James was the second child of Michael and Jane (nee Gafney). The couple had married in a civil ceremony registered at Stockport in the early 1880s and would have six children together before she died in 1900, aged 36. When the Census was taken in 1901, the family was living in a "two up, two down" house at 66 Daw Bank Street.
Nothing is known of James's life in the years from the Census to when he joined the army in about 1915. He was assigned to the South Lancashire Regiment (service number 24045) but, after training, he was transferred to the Fusiliers. He probably went overseas with the newly formed 19th Battalion in June 1916.
20 June 1917 would see a major British attack near the French town of Cambrai. It is considered to be the first "all arms" assault with artillery, aircraft, tanks and infantry coming together to punch through the German lines. James and his mates were not involved on the first day but moved into position on the night of the 22nd/23rd ready to take up the attack on German positions in Bourlon Wood. The attack was scheduled for 10.30am on the 23rd and, in this sector, 12 tanks would support the infantry.
The British artillery bombardment opened on time and the tanks moved to the attack. Following about 200 yards behind, came the infantry and the Fusiliers started to move into the Wood itself at about 10.45. The Regimental History recounts "Machine-gun fire from the wood was slight. About 100 yards beyond the edge of the wood the Battalion halted, reorganised and checked positions, for the undergrowth was fairly thick. Aligned and in good order the Battalion continued the advance. The enemy held a series of posts and were undoubtedly shaken by the tanks ploughing slowly through the undergrowth and ponderously threading their way between the trees. It was, however, a bad place for tanks. Gradually they dropped out."

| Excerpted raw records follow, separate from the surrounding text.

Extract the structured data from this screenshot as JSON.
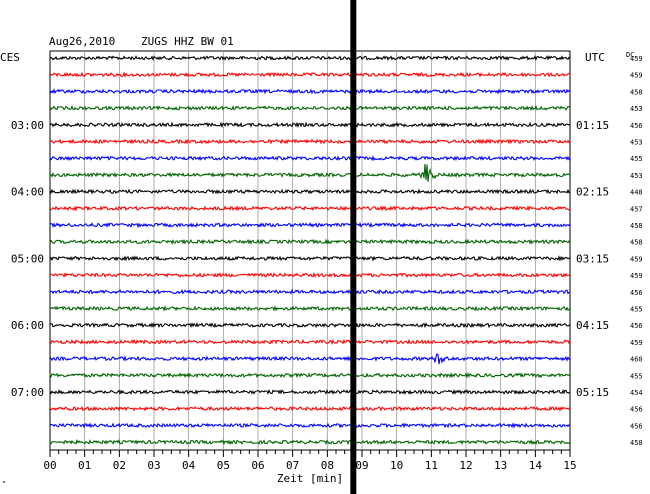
{
  "header": {
    "date": "Aug26,2010",
    "station": "ZUGS HHZ BW 01",
    "left_timezone": "CES",
    "right_timezone": "UTC",
    "right_column_header": "DC"
  },
  "footer": {
    "xlabel": "Zeit [min]",
    "corner_mark": "\""
  },
  "chart_data": {
    "type": "line",
    "title": "Aug26,2010 ZUGS HHZ BW 01",
    "xlabel": "Zeit [min]",
    "xlim": [
      0,
      15
    ],
    "x_ticks": [
      "00",
      "01",
      "02",
      "03",
      "04",
      "05",
      "06",
      "07",
      "08",
      "09",
      "10",
      "11",
      "12",
      "13",
      "14",
      "15"
    ],
    "trace_colors": [
      "#000000",
      "#ff0000",
      "#0000ff",
      "#006400"
    ],
    "left_time_labels": [
      "03:00",
      "04:00",
      "05:00",
      "06:00",
      "07:00"
    ],
    "right_time_labels": [
      "01:15",
      "02:15",
      "03:15",
      "04:15",
      "05:15"
    ],
    "time_label_rows": [
      4,
      8,
      12,
      16,
      20
    ],
    "dc_values": [
      "459",
      "459",
      "458",
      "453",
      "456",
      "453",
      "455",
      "453",
      "448",
      "457",
      "458",
      "458",
      "459",
      "459",
      "456",
      "455",
      "456",
      "459",
      "460",
      "455",
      "454",
      "456",
      "456",
      "458"
    ],
    "highlight_minute": 8.75,
    "events": [
      {
        "trace": 7,
        "minute": 10.8,
        "amplitude": "large"
      },
      {
        "trace": 18,
        "minute": 11.2,
        "amplitude": "medium"
      }
    ]
  }
}
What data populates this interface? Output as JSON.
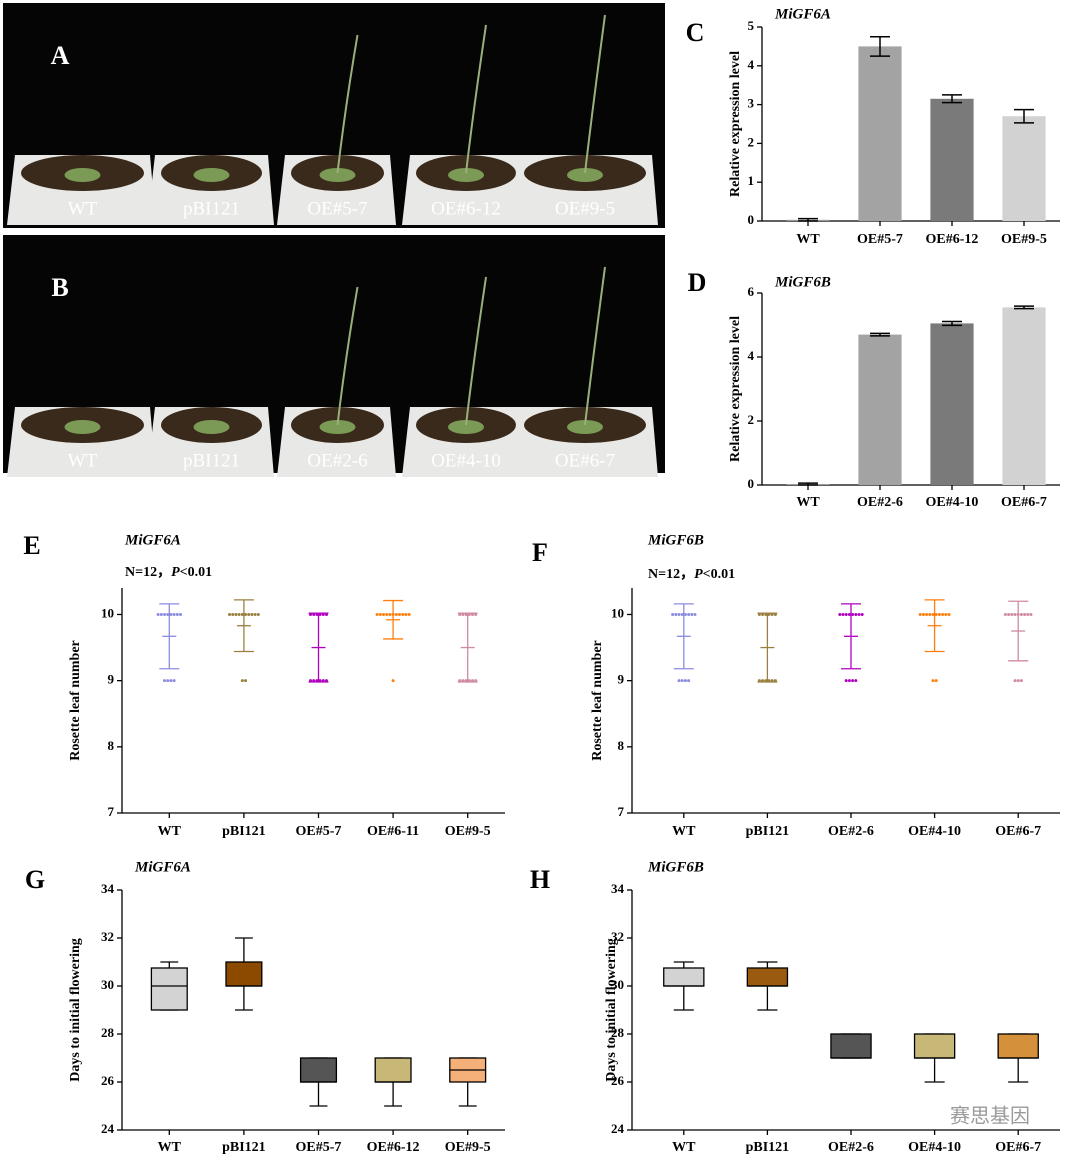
{
  "photos": [
    {
      "panel": "A",
      "pots": [
        "WT",
        "pBI121",
        "OE#5-7",
        "OE#6-12",
        "OE#9-5"
      ]
    },
    {
      "panel": "B",
      "pots": [
        "WT",
        "pBI121",
        "OE#2-6",
        "OE#4-10",
        "OE#6-7"
      ]
    }
  ],
  "chart_data": [
    {
      "type": "bar",
      "panel": "C",
      "title": "MiGF6A",
      "ylabel": "Relative expression level",
      "categories": [
        "WT",
        "OE#5-7",
        "OE#6-12",
        "OE#9-5"
      ],
      "values": [
        0.03,
        4.5,
        3.15,
        2.7
      ],
      "errors": [
        0.03,
        0.25,
        0.1,
        0.17
      ],
      "colors": [
        "#9a9a9a",
        "#a3a3a3",
        "#7a7a7a",
        "#d2d2d2"
      ],
      "ylim": [
        0,
        5
      ],
      "yticks": [
        0,
        1,
        2,
        3,
        4,
        5
      ]
    },
    {
      "type": "bar",
      "panel": "D",
      "title": "MiGF6B",
      "ylabel": "Relative expression level",
      "categories": [
        "WT",
        "OE#2-6",
        "OE#4-10",
        "OE#6-7"
      ],
      "values": [
        0.03,
        4.7,
        5.05,
        5.55
      ],
      "errors": [
        0.03,
        0.04,
        0.06,
        0.04
      ],
      "colors": [
        "#9a9a9a",
        "#a3a3a3",
        "#7a7a7a",
        "#d2d2d2"
      ],
      "ylim": [
        0,
        6
      ],
      "yticks": [
        0,
        2,
        4,
        6
      ]
    },
    {
      "type": "strip",
      "panel": "E",
      "title": "MiGF6A",
      "annotation": [
        "N=12，",
        "P",
        "<0.01"
      ],
      "ylabel": "Rosette leaf number",
      "categories": [
        "WT",
        "pBI121",
        "OE#5-7",
        "OE#6-11",
        "OE#9-5"
      ],
      "groups": [
        {
          "color": "#8c8ce0",
          "mean": 9.67,
          "sd": 0.49,
          "points": [
            10,
            10,
            10,
            10,
            10,
            10,
            10,
            10,
            9,
            9,
            9,
            9
          ]
        },
        {
          "color": "#9a8040",
          "mean": 9.83,
          "sd": 0.39,
          "points": [
            10,
            10,
            10,
            10,
            10,
            10,
            10,
            10,
            10,
            10,
            9,
            9
          ]
        },
        {
          "color": "#b000c0",
          "mean": 9.5,
          "sd": 0.52,
          "points": [
            10,
            10,
            10,
            10,
            10,
            10,
            9,
            9,
            9,
            9,
            9,
            9
          ]
        },
        {
          "color": "#ff7f0e",
          "mean": 9.92,
          "sd": 0.29,
          "points": [
            10,
            10,
            10,
            10,
            10,
            10,
            10,
            10,
            10,
            10,
            10,
            9
          ]
        },
        {
          "color": "#d08aa0",
          "mean": 9.5,
          "sd": 0.52,
          "points": [
            10,
            10,
            10,
            10,
            10,
            10,
            9,
            9,
            9,
            9,
            9,
            9
          ]
        }
      ],
      "ylim": [
        7,
        10.4
      ],
      "yticks": [
        7,
        8,
        9,
        10
      ]
    },
    {
      "type": "strip",
      "panel": "F",
      "title": "MiGF6B",
      "annotation": [
        "N=12，",
        "P",
        "<0.01"
      ],
      "ylabel": "Rosette leaf number",
      "categories": [
        "WT",
        "pBI121",
        "OE#2-6",
        "OE#4-10",
        "OE#6-7"
      ],
      "groups": [
        {
          "color": "#8c8ce0",
          "mean": 9.67,
          "sd": 0.49,
          "points": [
            10,
            10,
            10,
            10,
            10,
            10,
            10,
            10,
            9,
            9,
            9,
            9
          ]
        },
        {
          "color": "#9a8040",
          "mean": 9.5,
          "sd": 0.52,
          "points": [
            10,
            10,
            10,
            10,
            10,
            10,
            9,
            9,
            9,
            9,
            9,
            9
          ]
        },
        {
          "color": "#b000c0",
          "mean": 9.67,
          "sd": 0.49,
          "points": [
            10,
            10,
            10,
            10,
            10,
            10,
            10,
            10,
            9,
            9,
            9,
            9
          ]
        },
        {
          "color": "#ff7f0e",
          "mean": 9.83,
          "sd": 0.39,
          "points": [
            10,
            10,
            10,
            10,
            10,
            10,
            10,
            10,
            10,
            10,
            9,
            9
          ]
        },
        {
          "color": "#d08aa0",
          "mean": 9.75,
          "sd": 0.45,
          "points": [
            10,
            10,
            10,
            10,
            10,
            10,
            10,
            10,
            10,
            9,
            9,
            9
          ]
        }
      ],
      "ylim": [
        7,
        10.4
      ],
      "yticks": [
        7,
        8,
        9,
        10
      ]
    },
    {
      "type": "box",
      "panel": "G",
      "title": "MiGF6A",
      "ylabel": "Days to initial flowering",
      "categories": [
        "WT",
        "pBI121",
        "OE#5-7",
        "OE#6-12",
        "OE#9-5"
      ],
      "boxes": [
        {
          "color": "#d3d3d3",
          "min": 29,
          "q1": 29,
          "median": 30,
          "q3": 30.75,
          "max": 31
        },
        {
          "color": "#8b4a00",
          "min": 29,
          "q1": 30,
          "median": 30,
          "q3": 31,
          "max": 32
        },
        {
          "color": "#555555",
          "min": 25,
          "q1": 26,
          "median": 26,
          "q3": 27,
          "max": 27
        },
        {
          "color": "#c8b878",
          "min": 25,
          "q1": 26,
          "median": 26,
          "q3": 27,
          "max": 27
        },
        {
          "color": "#f5b07a",
          "min": 25,
          "q1": 26,
          "median": 26.5,
          "q3": 27,
          "max": 27
        }
      ],
      "ylim": [
        24,
        34
      ],
      "yticks": [
        24,
        26,
        28,
        30,
        32,
        34
      ]
    },
    {
      "type": "box",
      "panel": "H",
      "title": "MiGF6B",
      "ylabel": "Days to initial flowering",
      "categories": [
        "WT",
        "pBI121",
        "OE#2-6",
        "OE#4-10",
        "OE#6-7"
      ],
      "boxes": [
        {
          "color": "#d3d3d3",
          "min": 29,
          "q1": 30,
          "median": 30,
          "q3": 30.75,
          "max": 31
        },
        {
          "color": "#9a5a10",
          "min": 29,
          "q1": 30,
          "median": 30,
          "q3": 30.75,
          "max": 31
        },
        {
          "color": "#555555",
          "min": 27,
          "q1": 27,
          "median": 27,
          "q3": 28,
          "max": 28
        },
        {
          "color": "#c8b878",
          "min": 26,
          "q1": 27,
          "median": 27,
          "q3": 28,
          "max": 28
        },
        {
          "color": "#d4903a",
          "min": 26,
          "q1": 27,
          "median": 27,
          "q3": 28,
          "max": 28
        }
      ],
      "ylim": [
        24,
        34
      ],
      "yticks": [
        24,
        26,
        28,
        30,
        32,
        34
      ]
    }
  ],
  "watermark": "赛思基因"
}
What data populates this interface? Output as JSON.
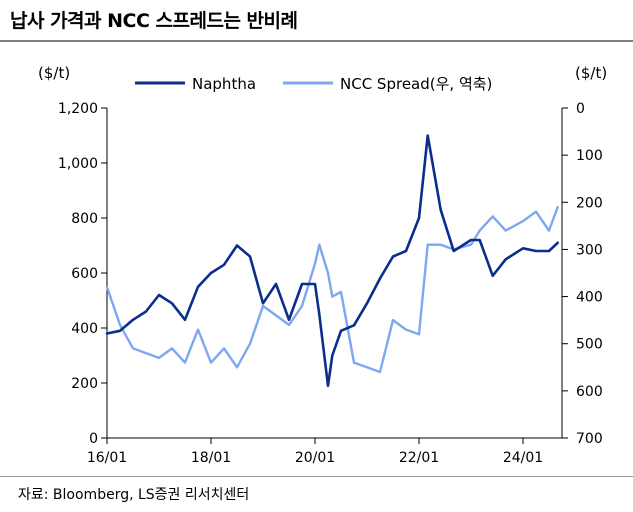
{
  "title": "납사 가격과 NCC 스프레드는 반비례",
  "source": "자료: Bloomberg, LS증권 리서치센터",
  "colors": {
    "naphtha": "#0a2e8c",
    "spread": "#7ea7f2",
    "title_rule": "#7f7f7f"
  },
  "chart_data": {
    "type": "line",
    "title": "납사 가격과 NCC 스프레드는 반비례",
    "left_axis": {
      "unit": "($/t)",
      "ylim": [
        0,
        1200
      ],
      "ticks": [
        0,
        200,
        400,
        600,
        800,
        1000,
        1200
      ],
      "tick_labels": [
        "0",
        "200",
        "400",
        "600",
        "800",
        "1,000",
        "1,200"
      ]
    },
    "right_axis": {
      "unit": "($/t)",
      "ylim": [
        700,
        0
      ],
      "inverted": true,
      "ticks": [
        0,
        100,
        200,
        300,
        400,
        500,
        600,
        700
      ],
      "tick_labels": [
        "0",
        "100",
        "200",
        "300",
        "400",
        "500",
        "600",
        "700"
      ]
    },
    "x_axis": {
      "tick_labels": [
        "16/01",
        "18/01",
        "20/01",
        "22/01",
        "24/01"
      ]
    },
    "legend_position": "top",
    "grid": false,
    "series": [
      {
        "name": "Naphtha",
        "axis": "left",
        "x": [
          "16/01",
          "16/04",
          "16/07",
          "16/10",
          "17/01",
          "17/04",
          "17/07",
          "17/10",
          "18/01",
          "18/04",
          "18/07",
          "18/10",
          "19/01",
          "19/04",
          "19/07",
          "19/10",
          "20/01",
          "20/02",
          "20/04",
          "20/05",
          "20/07",
          "20/10",
          "21/01",
          "21/04",
          "21/07",
          "21/10",
          "22/01",
          "22/03",
          "22/06",
          "22/09",
          "23/01",
          "23/03",
          "23/06",
          "23/09",
          "24/01",
          "24/04",
          "24/07",
          "24/09"
        ],
        "values": [
          380,
          390,
          430,
          460,
          520,
          490,
          430,
          550,
          600,
          630,
          700,
          660,
          490,
          560,
          430,
          560,
          560,
          450,
          190,
          300,
          390,
          410,
          490,
          580,
          660,
          680,
          800,
          1100,
          830,
          680,
          720,
          720,
          590,
          650,
          690,
          680,
          680,
          710
        ]
      },
      {
        "name": "NCC Spread(우, 역축)",
        "axis": "right",
        "x": [
          "16/01",
          "16/04",
          "16/07",
          "16/10",
          "17/01",
          "17/04",
          "17/07",
          "17/10",
          "18/01",
          "18/04",
          "18/07",
          "18/10",
          "19/01",
          "19/04",
          "19/07",
          "19/10",
          "20/01",
          "20/02",
          "20/04",
          "20/05",
          "20/07",
          "20/10",
          "21/01",
          "21/04",
          "21/07",
          "21/10",
          "22/01",
          "22/03",
          "22/06",
          "22/09",
          "23/01",
          "23/03",
          "23/06",
          "23/09",
          "24/01",
          "24/04",
          "24/07",
          "24/09"
        ],
        "values": [
          380,
          460,
          510,
          520,
          530,
          510,
          540,
          470,
          540,
          510,
          550,
          500,
          420,
          440,
          460,
          420,
          330,
          290,
          350,
          400,
          390,
          540,
          550,
          560,
          450,
          470,
          480,
          290,
          290,
          300,
          290,
          260,
          230,
          260,
          240,
          220,
          260,
          210
        ]
      }
    ]
  }
}
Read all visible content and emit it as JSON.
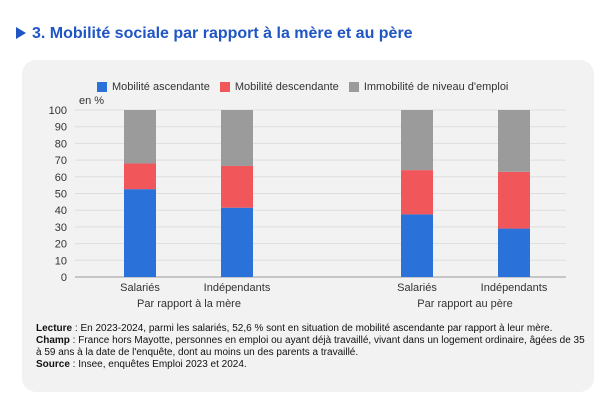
{
  "header": {
    "title": "3. Mobilité sociale par rapport à la mère et au père"
  },
  "chart_data": {
    "type": "bar",
    "stacked": true,
    "yunit": "en %",
    "ylim": [
      0,
      100
    ],
    "yticks": [
      0,
      10,
      20,
      30,
      40,
      50,
      60,
      70,
      80,
      90,
      100
    ],
    "legend_position": "top",
    "groups": [
      {
        "label": "Par rapport à la mère",
        "categories": [
          "Salariés",
          "Indépendants"
        ]
      },
      {
        "label": "Par rapport au père",
        "categories": [
          "Salariés",
          "Indépendants"
        ]
      }
    ],
    "series": [
      {
        "name": "Mobilité ascendante",
        "color": "#2a71d9",
        "values": [
          52.6,
          41.5,
          37.5,
          29.0
        ]
      },
      {
        "name": "Mobilité descendante",
        "color": "#f0565a",
        "values": [
          15.4,
          25.0,
          26.5,
          34.0
        ]
      },
      {
        "name": "Immobilité de niveau d'emploi",
        "color": "#9b9b9b",
        "values": [
          32.0,
          33.5,
          36.0,
          37.0
        ]
      }
    ]
  },
  "notes": {
    "lecture_label": "Lecture",
    "lecture_text": " : En 2023-2024, parmi les salariés, 52,6 % sont en situation de mobilité ascendante par rapport à leur mère.",
    "champ_label": "Champ",
    "champ_text": " : France hors Mayotte, personnes en emploi ou ayant déjà travaillé, vivant dans un logement ordinaire, âgées de 35 à 59 ans à la date de l'enquête, dont au moins un des parents a travaillé.",
    "source_label": "Source",
    "source_text": " : Insee, enquêtes Emploi 2023 et 2024."
  }
}
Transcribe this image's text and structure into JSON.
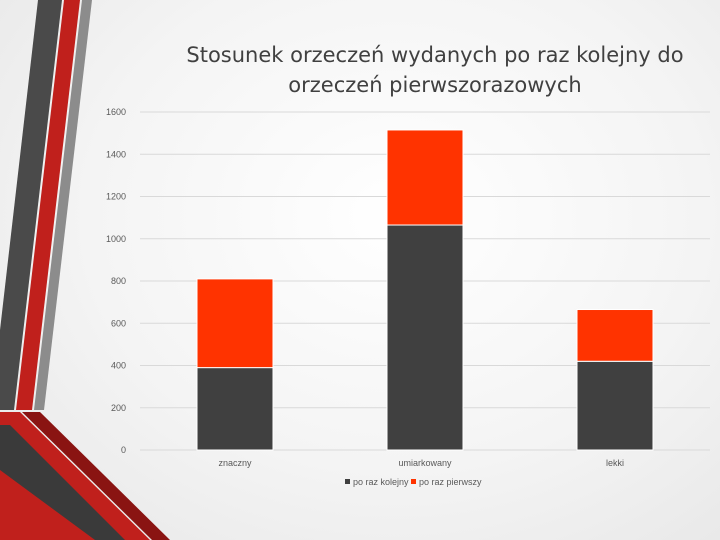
{
  "title_lines": [
    "Stosunek orzeczeń wydanych po raz kolejny do",
    "orzeczeń pierwszorazowych"
  ],
  "colors": {
    "series_1": "#404040",
    "series_2": "#ff3300",
    "grid": "#d9d9d9",
    "deco_red": "#c0201c",
    "deco_dark": "#3a3a3a"
  },
  "chart_data": {
    "type": "bar",
    "stacked": true,
    "title": "Stosunek orzeczeń wydanych po raz kolejny do orzeczeń pierwszorazowych",
    "categories": [
      "znaczny",
      "umiarkowany",
      "lekki"
    ],
    "series": [
      {
        "name": "po raz kolejny",
        "values": [
          390,
          1065,
          420
        ]
      },
      {
        "name": "po raz pierwszy",
        "values": [
          420,
          450,
          245
        ]
      }
    ],
    "ylim": [
      0,
      1600
    ],
    "yticks": [
      "0",
      "200",
      "400",
      "600",
      "800",
      "1000",
      "1200",
      "1400",
      "1600"
    ],
    "grid": true,
    "legend": "bottom"
  }
}
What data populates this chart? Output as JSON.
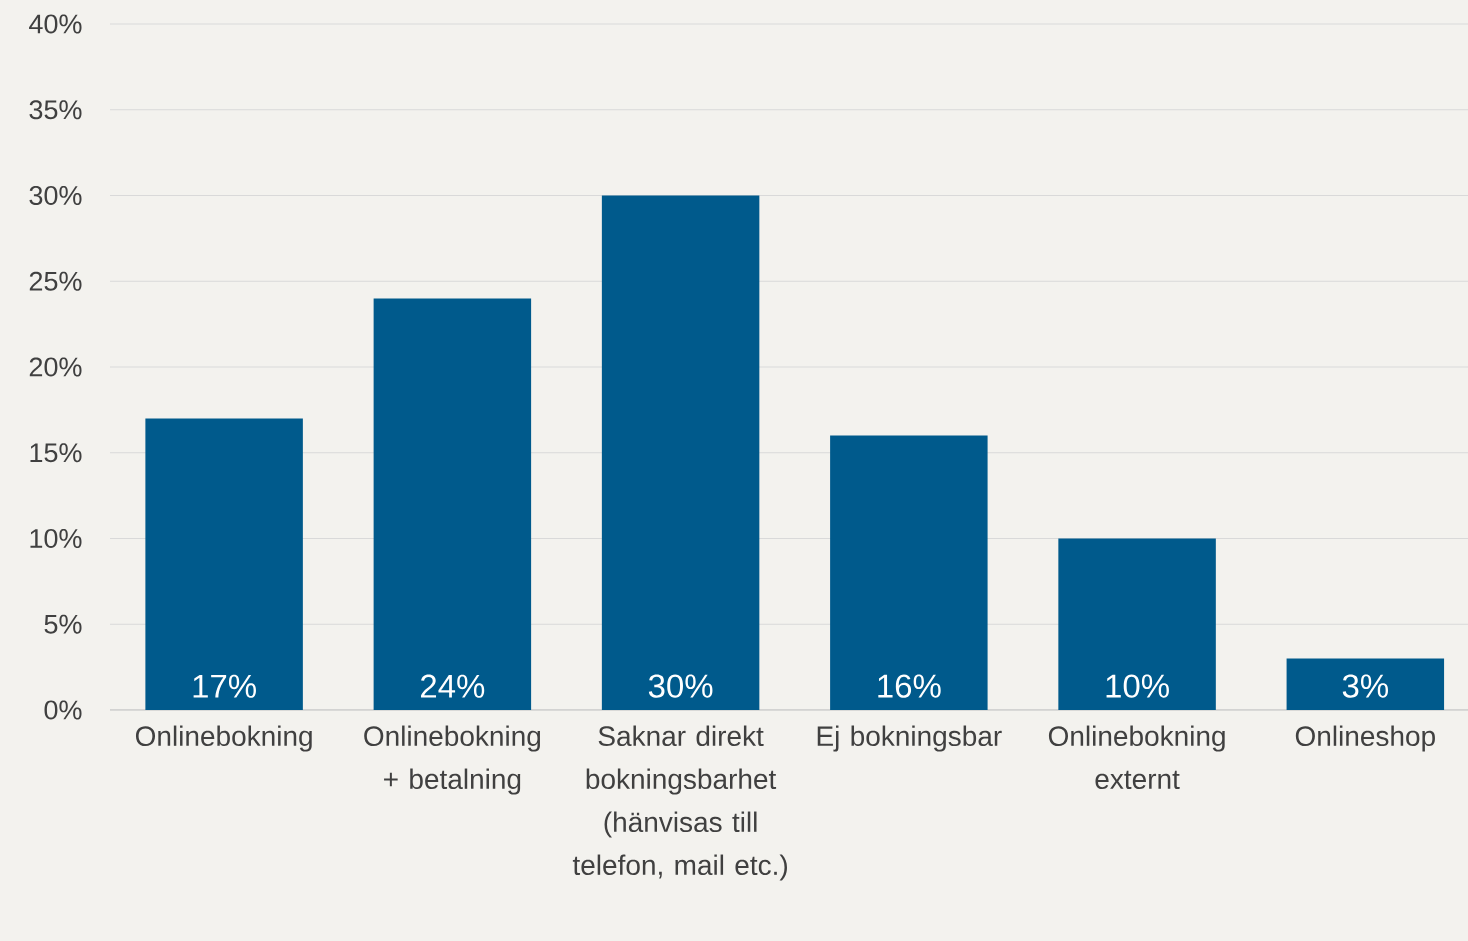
{
  "chart_data": {
    "type": "bar",
    "categories": [
      "Onlinebokning",
      "Onlinebokning + betalning",
      "Saknar direkt bokningsbarhet (hänvisas till telefon, mail etc.)",
      "Ej bokningsbar",
      "Onlinebokning externt",
      "Onlineshop"
    ],
    "values": [
      17,
      24,
      30,
      16,
      10,
      3
    ],
    "value_labels": [
      "17%",
      "24%",
      "30%",
      "16%",
      "10%",
      "3%"
    ],
    "color": "#005a8c",
    "ylim": [
      0,
      40
    ],
    "yticks": [
      {
        "value": 0,
        "label": "0%"
      },
      {
        "value": 5,
        "label": "5%"
      },
      {
        "value": 10,
        "label": "10%"
      },
      {
        "value": 15,
        "label": "15%"
      },
      {
        "value": 20,
        "label": "20%"
      },
      {
        "value": 25,
        "label": "25%"
      },
      {
        "value": 30,
        "label": "30%"
      },
      {
        "value": 35,
        "label": "35%"
      },
      {
        "value": 40,
        "label": "40%"
      }
    ],
    "grid": "y"
  }
}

The various German posts were overwhelmed and, by 11.30, the first main objective - a sunken road running through the middle of the Wood - had been secured. Here, they reorganised again and then pressed forward, coming out of the northern edge of the Wood at 12.30pm. They dug in to secure the gains. Shortly afterwards, the German artillery opened up a heavy fire on the positions and this was maintained until just after 3pm when their infantry counter-attacked. There was now some serious close-quarters fighting with the British first being forced into a small withdrawal and then counterattacking themselves to retake the positions. Sometime during the day James had been killed. His body was never recovered and identified.